M&S bins off best before dates for fruit and vegetables in bid to cut food waste
Marks & Spencer (M&S) is set to remove best before dates from more than 300 of its fresh fruit and vegetable lines, in a move it believes will reduce food waste in customers’ homes.
The change will come into effect this week, covering 85% of M&S’s fresh produce lines and set to be implemented in all stores.
While ‘use by’ dates are applied to foods as a ‘deadline’, when a food presents a high food poisoning risk after a certain amount of time, ‘best before’ dates are guidelines for when to eat foods.

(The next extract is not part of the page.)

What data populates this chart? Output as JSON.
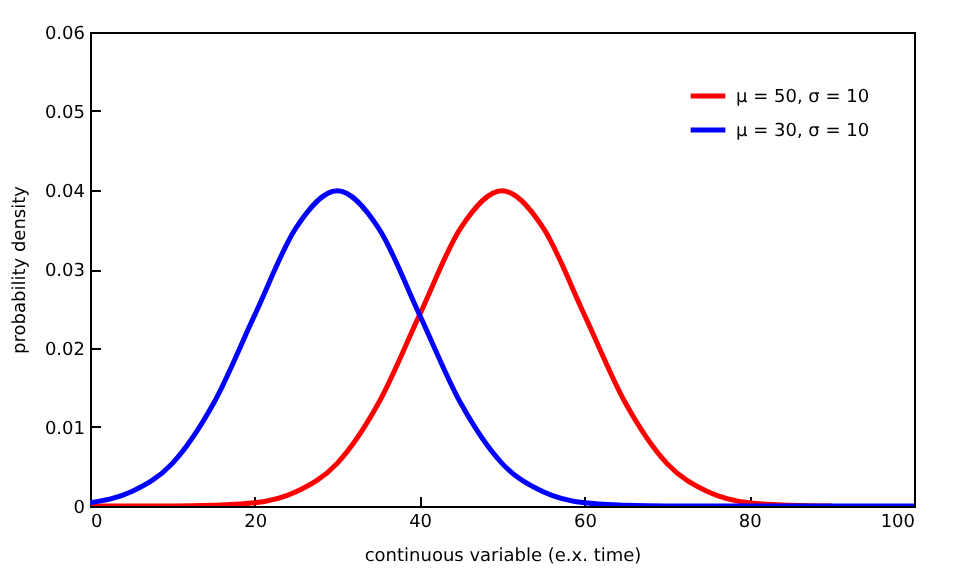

Research from WRAP has repeatedly shown high levels of consumer confusion around these terms, which are commonly conflated or mixed up.
By removing best before dates, M&S hopes to discourage customers from throwing away produce which is still good to eat. WRAP estimates that 9.5 million tonnes of food was wasted in the UK in 2018, with 70% wasted in homes.
To ensure that store staff are still able to check the lifetime of the products and discount and remove products from shelves accordingly, a new code will be added to packaging, which can be scanned by M&S employees but not by customers. Trials of this approach were first implemented by M&S in 2019 and extended earlier this year, with successful outcomes.
Other steps being taken by the retailer to curb food waste include creating frozen garlic bread from unsold bakery products, providing free recipe suggestions to customers to encourage them to use up food leftovers, and partnering with food sharing app Neighbourly to redistribute unsold produce.
“The other side of the challenge is making sure anything edible we don’t sell reaches those who need it most,” said Clappen. “By partnering with Neighbourly since 2015 we’ve ensured over 44 million meals are redistributed to local communities. Our promise as we aim for our target of halving food waste is to keep searching for solutions while we maintain the standards and value our customers expect.”
Catherine David, director of collaboration and change at WRAP, welcomed M&S’s decision to ditch ‘best before’ dates from much of its fresh produce, which she said would help to reduce food waste as well as tackle the climate crisis.
“Removing dates on fresh fruit and veg can save the equivalent of seven million shopping baskets of food being binned in our homes,” said David. “We urge more supermarkets to get ahead on food waste by axing date labels from fresh produce, allowing people to use their own judgement.”